THE COMMUNITY BENEFITS COLUMN

Outcomes and Inputs

BY ROBERT M. SIGMOND

 

The approach promoted in this column focuses on Outcomes, reflecting institutional initiatives with measurable goals to benefit targeted communities. The emphasis is on explicit institutional projects designed and managed to improve community health, narrow the differences between the health status of more and less disadvantaged populations in the community, and/or control community health care costs. While this approach necessarily involves collaboration with other community organizations, institutional management is held accountable for outcomes.

 

The other two approaches focus much more explicitly on inputs, rather than outcomes. One highlights institutional inputs to healthy community collaboratives, reflecting a commitment to subordinate institutional community interests to more broadly defined community interests. Those supporting this approach believe that the institution is not in the best position to decide what outcomes will benefit a community or to take the lead in activities to achieve community outcomes. This approach calls for enthusiastic support and input into community collaboratives while exercising discipline in avoiding domination.

The second input approach focuses sharply on money inputs, with less explicit attention to community outcomes. The emphasis is on expenditures that justify continuation of tax exemption of not-for-profit hospitals. The subjects of interest are subsidized, mission-driven community services that are not focused on the marketplace and that adversely affect the bottom line.

With the many strong attacks on tax exemption throughout the United States, the money input approach is probably more common than either the community outcome or the community input approaches.

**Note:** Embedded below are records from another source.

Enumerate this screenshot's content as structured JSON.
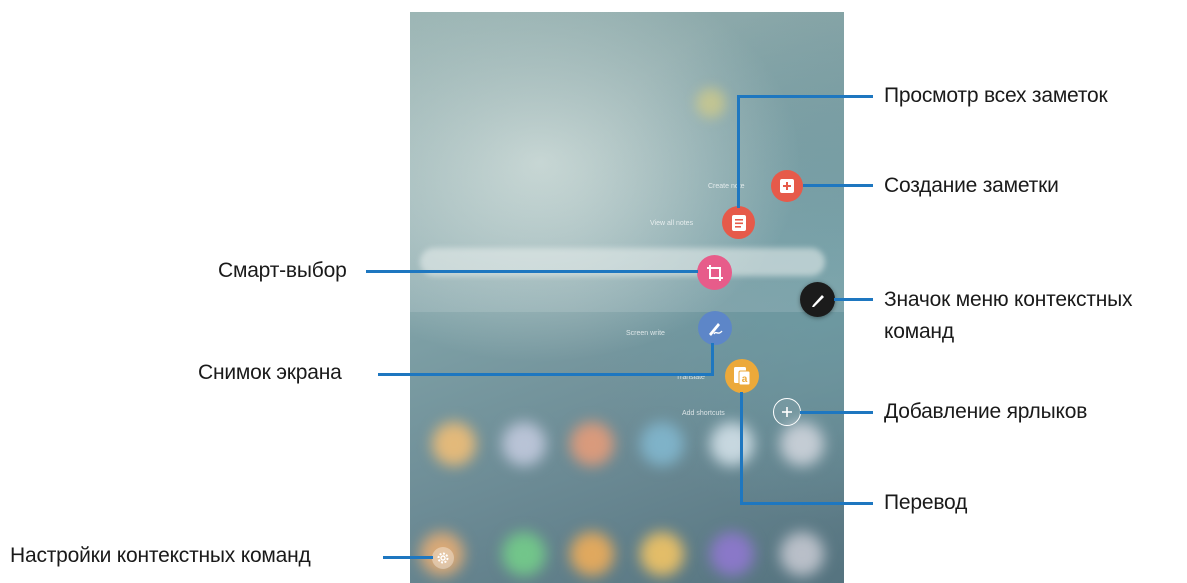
{
  "menu": {
    "items": {
      "view_all_notes": "View all notes",
      "create_note": "Create note",
      "screen_write": "Screen write",
      "translate": "Translate",
      "add_shortcuts": "Add shortcuts"
    }
  },
  "callouts": {
    "view_all_notes": "Просмотр всех заметок",
    "create_note": "Создание заметки",
    "smart_select": "Смарт-выбор",
    "air_command_icon_line1": "Значок меню контекстных",
    "air_command_icon_line2": "команд",
    "screen_write": "Снимок экрана",
    "add_shortcuts": "Добавление ярлыков",
    "translate": "Перевод",
    "air_command_settings": "Настройки контекстных команд"
  },
  "icons": {
    "create_note": "plus-note-icon",
    "view_all_notes": "notes-list-icon",
    "smart_select": "crop-select-icon",
    "screen_write": "pen-write-icon",
    "translate": "translate-icon",
    "air_command": "pen-icon",
    "add_shortcuts": "plus-icon",
    "settings": "gear-icon"
  },
  "colors": {
    "leader_line": "#1e77c0",
    "note_red": "#e65a4a",
    "smart_select_pink": "#e75c8a",
    "screen_write_blue": "#5d86c8",
    "translate_orange": "#eca93a",
    "air_command_dark": "#1b1b1b"
  }
}
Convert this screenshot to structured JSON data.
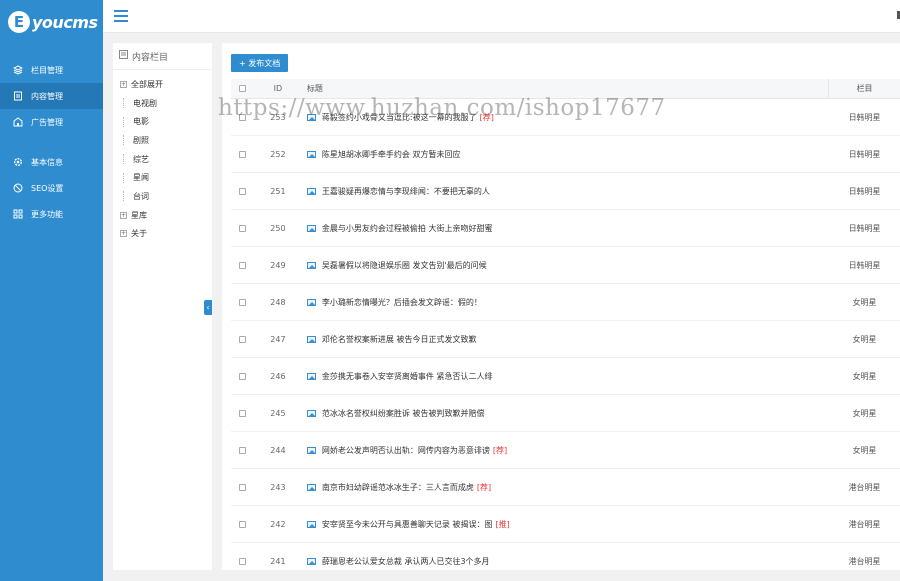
{
  "logo": {
    "mark": "E",
    "text": "youcms"
  },
  "sidebar": {
    "items": [
      {
        "label": "栏目管理",
        "icon": "layers-icon"
      },
      {
        "label": "内容管理",
        "icon": "document-icon",
        "active": true
      },
      {
        "label": "广告管理",
        "icon": "building-icon"
      },
      {
        "label": "基本信息",
        "icon": "gear-icon"
      },
      {
        "label": "SEO设置",
        "icon": "compass-icon"
      },
      {
        "label": "更多功能",
        "icon": "grid-icon"
      }
    ]
  },
  "tree": {
    "title": "内容栏目",
    "nodes": [
      {
        "label": "全部展开",
        "type": "root"
      },
      {
        "label": "电视剧",
        "type": "child"
      },
      {
        "label": "电影",
        "type": "child"
      },
      {
        "label": "剧照",
        "type": "child"
      },
      {
        "label": "综艺",
        "type": "child"
      },
      {
        "label": "星闻",
        "type": "child"
      },
      {
        "label": "台词",
        "type": "child"
      },
      {
        "label": "星库",
        "type": "root"
      },
      {
        "label": "关于",
        "type": "root"
      }
    ]
  },
  "toolbar": {
    "publish_label": "+ 发布文档"
  },
  "table": {
    "headers": {
      "id": "ID",
      "title": "标题",
      "column": "栏目"
    },
    "rows": [
      {
        "id": "253",
        "title": "蒋毅签约小戏骨又当逗比:被这一幕的我服了",
        "flag": "[荐]",
        "column": "日韩明星"
      },
      {
        "id": "252",
        "title": "陈星旭胡冰卿手牵手约会 双方暂未回应",
        "flag": "",
        "column": "日韩明星"
      },
      {
        "id": "251",
        "title": "王嘉骏疑再爆恋情与李现绯闻：不要把无辜的人",
        "flag": "",
        "column": "日韩明星"
      },
      {
        "id": "250",
        "title": "金晨与小男友约会过程被偷拍 大街上亲吻好甜蜜",
        "flag": "",
        "column": "日韩明星"
      },
      {
        "id": "249",
        "title": "吴磊暑假以将隐退娱乐圈 发文告别'最后的问候",
        "flag": "",
        "column": "日韩明星"
      },
      {
        "id": "248",
        "title": "李小璐新恋情曝光？后插会发文辟谣：假的！",
        "flag": "",
        "column": "女明星"
      },
      {
        "id": "247",
        "title": "邓伦名誉权案新进展 被告今日正式发文致歉",
        "flag": "",
        "column": "女明星"
      },
      {
        "id": "246",
        "title": "金莎携无事卷入安宰贤离婚事件 紧急否认二人绯",
        "flag": "",
        "column": "女明星"
      },
      {
        "id": "245",
        "title": "范冰冰名誉权纠纷案胜诉 被告被判致歉并赔偿",
        "flag": "",
        "column": "女明星"
      },
      {
        "id": "244",
        "title": "网娇老公发声明否认出轨：网传内容为恶意诽谤",
        "flag": "[荐]",
        "column": "女明星"
      },
      {
        "id": "243",
        "title": "南京市妇幼辟谣范冰冰生子：三人言而成虎",
        "flag": "[荐]",
        "column": "港台明星"
      },
      {
        "id": "242",
        "title": "安宰贤至今未公开与具惠善聊天记录 被揭误：图",
        "flag": "[推]",
        "column": "港台明星"
      },
      {
        "id": "241",
        "title": "薛瑞恩老公认爱女总裁 承认两人已交往3个多月",
        "flag": "",
        "column": "港台明星"
      }
    ]
  },
  "watermark": "https://www.huzhan.com/ishop17677",
  "colors": {
    "accent": "#2e8ccf",
    "accent_dark": "#2478b5",
    "flag": "#e33333"
  }
}
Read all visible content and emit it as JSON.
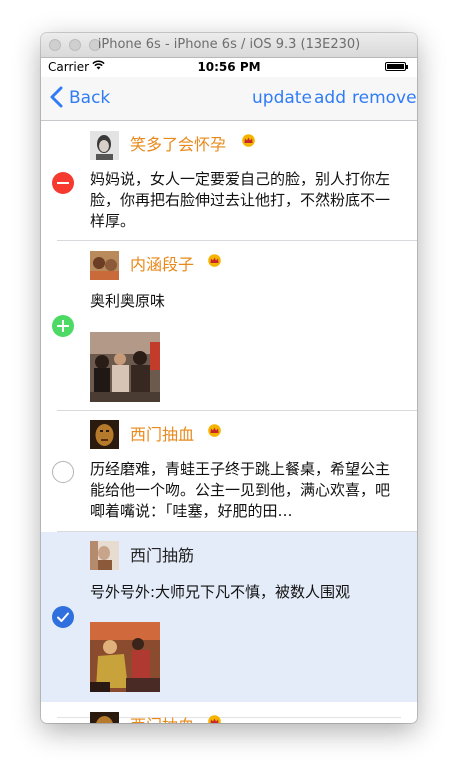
{
  "window": {
    "title": "iPhone 6s - iPhone 6s / iOS 9.3 (13E230)"
  },
  "status_bar": {
    "carrier": "Carrier",
    "time": "10:56 PM"
  },
  "nav": {
    "back_label": "Back",
    "update_label": "update",
    "add_label": "add",
    "remove_label": "remove"
  },
  "posts": [
    {
      "user": "笑多了会怀孕",
      "vip": true,
      "text": "妈妈说，女人一定要爱自己的脸，别人打你左脸，你再把右脸伸过去让他打，不然粉底不一样厚。",
      "edit_state": "delete",
      "selected": false
    },
    {
      "user": "内涵段子",
      "vip": true,
      "text": "奥利奥原味",
      "edit_state": "insert",
      "selected": false,
      "has_image": true
    },
    {
      "user": "西门抽血",
      "vip": true,
      "text": "历经磨难，青蛙王子终于跳上餐桌，希望公主能给他一个吻。公主一见到他，满心欢喜，吧唧着嘴说：「哇塞，好肥的田…",
      "edit_state": "unselected",
      "selected": false
    },
    {
      "user": "西门抽筋",
      "vip": false,
      "text": "号外号外:大师兄下凡不慎，被数人围观",
      "edit_state": "checked",
      "selected": true,
      "has_image": true
    },
    {
      "user": "西门抽血",
      "vip": true
    }
  ],
  "colors": {
    "accent": "#2f7cf6",
    "username": "#e8891b",
    "delete": "#f63a2f",
    "insert": "#4cd964",
    "check": "#2f6fde",
    "selected_bg": "#e4ecf9"
  }
}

The community benefits program of the Washington State Hospital Association is clearly one of the best examples of the money input approach. The excellent methodology and the outstanding results of this collaborative effort, involving 32 participating urban hospitals and health systems, is well documented in their recently released 22-page annual report. Michigan is also an excellent example and includes all hospitals in the state in their results.

This report provides information about $175 million spent on community benefits last year. This compares with an estimated value of little more than $100 million in taxes that the institutions avoided because of their exemption.

The largest share ($90 million) of the community benefits was unbilled charges to charity patients. A second major category was the cost of Medicaid payment shortfalls ($33 million). Community service was the third category accounting for the remaining $52 million.

The community services category includes expenditures for community health activities as well as health professional education and research. Community health programs included expenditures for health education and outreach; screening; support groups; immunizations; school-based, mobile and other clinics; day care for seniors; and much more.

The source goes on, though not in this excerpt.